His mind was ever seeking new ways to reach the people. He believed that they would read if there were simple books written to appeal to them. He put his other labours on one side and wrote a series of charming narratives to touch the unlettered and draw them from their passion for vodka, or Russian brandy, and their harmful dissipations. Ivan the Fool was one of the first of these. The Power of Darkness had an enormous popularity. The ABC books and simple versions of the Scriptures did much to dispel sloth of mind in the peasant, but the Government did not look kindly on these efforts. To them the progressive Count was dangerous, though he held apart from those fanatics of the upper classes who had begun to move among the people in the disguise of workers, that they might spread disturbing doctrines.
The police system of Russia involved a severe censorship of literature. Yet only one allusion did Tolstoy make in his Confessions to the revolutionary movement which led young men and women to sacrifice their homes and freedom from a belief that the section of society which they represented had no right to prey upon the lower. Religion, he says, had not been to them an inspiration, for, like the majority of the educated class in Russia, they were unbelievers. Different in his service toward God and toward Mankind was the man who had begun life by declaring that happiness came from self-worship. He prayed, as age came upon him, that he might find truth in that humanity which believed very simply as others had believed of old time, but he could not be satisfied by the practises of piety. He was tortured until he built up that religion for himself which placed him apart from his fellows who loved progress.
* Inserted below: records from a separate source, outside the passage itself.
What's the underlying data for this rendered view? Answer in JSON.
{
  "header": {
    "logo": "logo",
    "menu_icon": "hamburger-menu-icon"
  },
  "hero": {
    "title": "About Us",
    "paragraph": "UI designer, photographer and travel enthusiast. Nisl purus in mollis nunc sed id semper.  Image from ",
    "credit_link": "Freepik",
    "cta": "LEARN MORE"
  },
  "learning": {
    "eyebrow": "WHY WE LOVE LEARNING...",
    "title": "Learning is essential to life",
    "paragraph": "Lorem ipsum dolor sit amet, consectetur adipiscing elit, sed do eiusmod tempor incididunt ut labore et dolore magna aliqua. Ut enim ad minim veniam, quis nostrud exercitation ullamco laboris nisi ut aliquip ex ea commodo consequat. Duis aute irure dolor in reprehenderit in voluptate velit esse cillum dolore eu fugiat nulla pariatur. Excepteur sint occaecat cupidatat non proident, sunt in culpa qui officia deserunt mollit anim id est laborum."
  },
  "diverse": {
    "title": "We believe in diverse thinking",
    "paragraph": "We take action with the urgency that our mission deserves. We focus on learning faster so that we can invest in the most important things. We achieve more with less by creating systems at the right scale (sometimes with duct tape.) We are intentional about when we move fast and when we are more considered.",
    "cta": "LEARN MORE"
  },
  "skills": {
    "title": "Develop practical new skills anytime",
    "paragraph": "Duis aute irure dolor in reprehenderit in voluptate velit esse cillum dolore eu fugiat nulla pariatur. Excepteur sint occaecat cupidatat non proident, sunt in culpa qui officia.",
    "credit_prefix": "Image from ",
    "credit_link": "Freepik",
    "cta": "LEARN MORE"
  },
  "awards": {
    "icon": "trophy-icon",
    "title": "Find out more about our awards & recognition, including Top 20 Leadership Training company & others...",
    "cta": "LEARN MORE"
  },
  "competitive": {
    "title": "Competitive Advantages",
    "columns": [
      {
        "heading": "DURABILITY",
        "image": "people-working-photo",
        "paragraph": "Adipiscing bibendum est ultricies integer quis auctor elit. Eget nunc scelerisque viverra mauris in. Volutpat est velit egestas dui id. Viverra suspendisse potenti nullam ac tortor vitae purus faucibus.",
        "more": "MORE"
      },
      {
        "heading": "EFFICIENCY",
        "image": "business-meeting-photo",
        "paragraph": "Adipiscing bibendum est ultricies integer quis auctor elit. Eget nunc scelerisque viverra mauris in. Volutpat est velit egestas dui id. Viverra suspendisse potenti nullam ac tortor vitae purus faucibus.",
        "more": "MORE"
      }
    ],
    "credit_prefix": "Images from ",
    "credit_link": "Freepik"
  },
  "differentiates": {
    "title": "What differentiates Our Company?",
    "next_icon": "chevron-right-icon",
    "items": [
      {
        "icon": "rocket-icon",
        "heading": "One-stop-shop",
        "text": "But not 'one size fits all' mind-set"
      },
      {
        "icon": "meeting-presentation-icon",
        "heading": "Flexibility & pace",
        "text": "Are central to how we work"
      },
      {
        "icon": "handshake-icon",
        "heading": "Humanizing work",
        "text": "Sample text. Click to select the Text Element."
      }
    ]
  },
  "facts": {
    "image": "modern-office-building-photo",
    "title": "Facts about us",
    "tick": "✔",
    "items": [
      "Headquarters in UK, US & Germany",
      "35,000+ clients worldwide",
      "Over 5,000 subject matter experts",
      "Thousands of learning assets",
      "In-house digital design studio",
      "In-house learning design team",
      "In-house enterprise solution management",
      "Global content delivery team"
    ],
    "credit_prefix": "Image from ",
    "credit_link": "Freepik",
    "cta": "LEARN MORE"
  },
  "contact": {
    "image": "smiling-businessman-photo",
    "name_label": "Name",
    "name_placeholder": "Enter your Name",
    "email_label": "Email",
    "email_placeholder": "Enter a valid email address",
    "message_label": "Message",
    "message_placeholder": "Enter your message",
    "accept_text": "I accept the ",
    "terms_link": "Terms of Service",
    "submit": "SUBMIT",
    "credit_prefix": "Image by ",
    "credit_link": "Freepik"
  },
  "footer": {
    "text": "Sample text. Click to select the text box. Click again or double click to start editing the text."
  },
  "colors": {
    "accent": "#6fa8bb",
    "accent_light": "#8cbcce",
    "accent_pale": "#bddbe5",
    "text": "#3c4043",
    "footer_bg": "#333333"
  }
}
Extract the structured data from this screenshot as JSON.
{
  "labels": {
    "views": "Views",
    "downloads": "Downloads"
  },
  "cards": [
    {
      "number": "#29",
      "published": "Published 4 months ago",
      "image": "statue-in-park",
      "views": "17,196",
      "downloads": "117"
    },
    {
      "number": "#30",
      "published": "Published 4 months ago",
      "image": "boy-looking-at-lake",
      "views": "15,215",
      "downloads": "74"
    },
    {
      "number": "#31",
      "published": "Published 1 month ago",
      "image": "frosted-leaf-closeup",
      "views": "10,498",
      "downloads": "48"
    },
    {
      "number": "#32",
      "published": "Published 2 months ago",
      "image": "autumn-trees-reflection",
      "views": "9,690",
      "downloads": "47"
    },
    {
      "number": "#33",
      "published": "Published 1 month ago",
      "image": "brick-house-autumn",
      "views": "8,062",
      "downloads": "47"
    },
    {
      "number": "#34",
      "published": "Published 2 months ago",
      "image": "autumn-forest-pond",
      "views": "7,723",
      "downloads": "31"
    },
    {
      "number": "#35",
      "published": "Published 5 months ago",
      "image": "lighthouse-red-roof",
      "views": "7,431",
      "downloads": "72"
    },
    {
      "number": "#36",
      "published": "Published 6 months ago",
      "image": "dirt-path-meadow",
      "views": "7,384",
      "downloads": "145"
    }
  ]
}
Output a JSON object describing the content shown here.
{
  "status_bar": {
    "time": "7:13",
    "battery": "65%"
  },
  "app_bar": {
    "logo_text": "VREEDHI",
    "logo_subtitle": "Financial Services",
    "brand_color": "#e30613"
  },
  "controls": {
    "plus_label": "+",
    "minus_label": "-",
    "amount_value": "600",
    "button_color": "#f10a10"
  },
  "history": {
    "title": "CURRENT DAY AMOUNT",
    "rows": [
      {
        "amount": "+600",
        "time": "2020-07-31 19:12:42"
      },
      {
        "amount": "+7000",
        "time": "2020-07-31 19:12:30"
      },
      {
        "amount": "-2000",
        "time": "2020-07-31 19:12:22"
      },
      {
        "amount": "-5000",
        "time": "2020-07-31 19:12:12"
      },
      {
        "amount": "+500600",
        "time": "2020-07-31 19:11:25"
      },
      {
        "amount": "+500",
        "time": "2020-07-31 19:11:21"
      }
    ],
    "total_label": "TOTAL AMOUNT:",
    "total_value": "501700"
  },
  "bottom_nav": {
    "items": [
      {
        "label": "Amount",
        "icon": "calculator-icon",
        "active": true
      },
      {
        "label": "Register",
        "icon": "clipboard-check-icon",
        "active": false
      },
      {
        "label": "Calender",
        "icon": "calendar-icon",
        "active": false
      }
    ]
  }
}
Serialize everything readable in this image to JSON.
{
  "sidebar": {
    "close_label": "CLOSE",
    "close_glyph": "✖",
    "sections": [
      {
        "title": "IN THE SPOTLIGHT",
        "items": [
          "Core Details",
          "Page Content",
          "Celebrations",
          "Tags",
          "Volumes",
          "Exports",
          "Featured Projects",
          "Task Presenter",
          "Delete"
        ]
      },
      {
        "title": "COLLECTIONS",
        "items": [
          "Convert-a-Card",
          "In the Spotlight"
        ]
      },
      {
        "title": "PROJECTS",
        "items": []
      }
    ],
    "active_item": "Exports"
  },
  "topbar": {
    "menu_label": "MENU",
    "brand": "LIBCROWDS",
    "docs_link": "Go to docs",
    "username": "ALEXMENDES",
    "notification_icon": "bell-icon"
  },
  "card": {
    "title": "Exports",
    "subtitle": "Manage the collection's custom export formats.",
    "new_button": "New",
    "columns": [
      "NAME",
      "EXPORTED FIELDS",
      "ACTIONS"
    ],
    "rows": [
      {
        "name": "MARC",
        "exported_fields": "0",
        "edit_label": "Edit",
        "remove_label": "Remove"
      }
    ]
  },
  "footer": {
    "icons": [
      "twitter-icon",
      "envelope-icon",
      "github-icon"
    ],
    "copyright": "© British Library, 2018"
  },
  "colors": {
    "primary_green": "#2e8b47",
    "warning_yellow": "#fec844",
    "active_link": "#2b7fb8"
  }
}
The days of persecution in the East were as terrible as in the bygone days of western mediaeval tortures. For their social aims, men and women were condemned to death or banishment. The dreary wastes of Siberia absorbed lives once bright and beautiful. Known by numbers, not by names, these dragged out a weary existence in the bitter cold of an Arctic winter. "By order of the Tsar" they were flogged, tormented, put in chains, and reduced to the level of animals, bereft of reason. Fast as the spirit of freedom raised its head, it was cowed by absolutism and the powerful machinery of a Government that used the wild Cossacks to overawe the hot theories of defenceless students. Educated men were becoming more common among the peasants, thanks to Tolstoy's guidance. He had shown the way to them and could not repent when they took it, for it is the duty of the reformer to secure a following. Anarchy he had not foreseen, and was troubled by its manifestations. The gentle mind of an old man, resting peacefully in the country, could not penetrate the dark corners of cities where the rebellious gathered together and hatched plots against the tyrant. In spite of Alexander's liberal measures, the Nihilists were not satisfied with a Government so despotic. Many attempts had been made to assassinate him before he was killed by a hand-bomb on March 13th, 1881.
Alexander III abandoned reforms and the discontent increased in Russia, where the plots of conspirators called forth all the atrocities of the spy-system which still existed. Enmity to the Government was further roused in a time of famine, wherein thousands of peasants perished miserably. Tolstoy was active in his attempts to relieve the sick and starving in the year 1891, when the condition of the people was heartrending. He received thanks which were grateful to one very easily discouraged. The peasants turned to him for support quite naturally in their hour of need.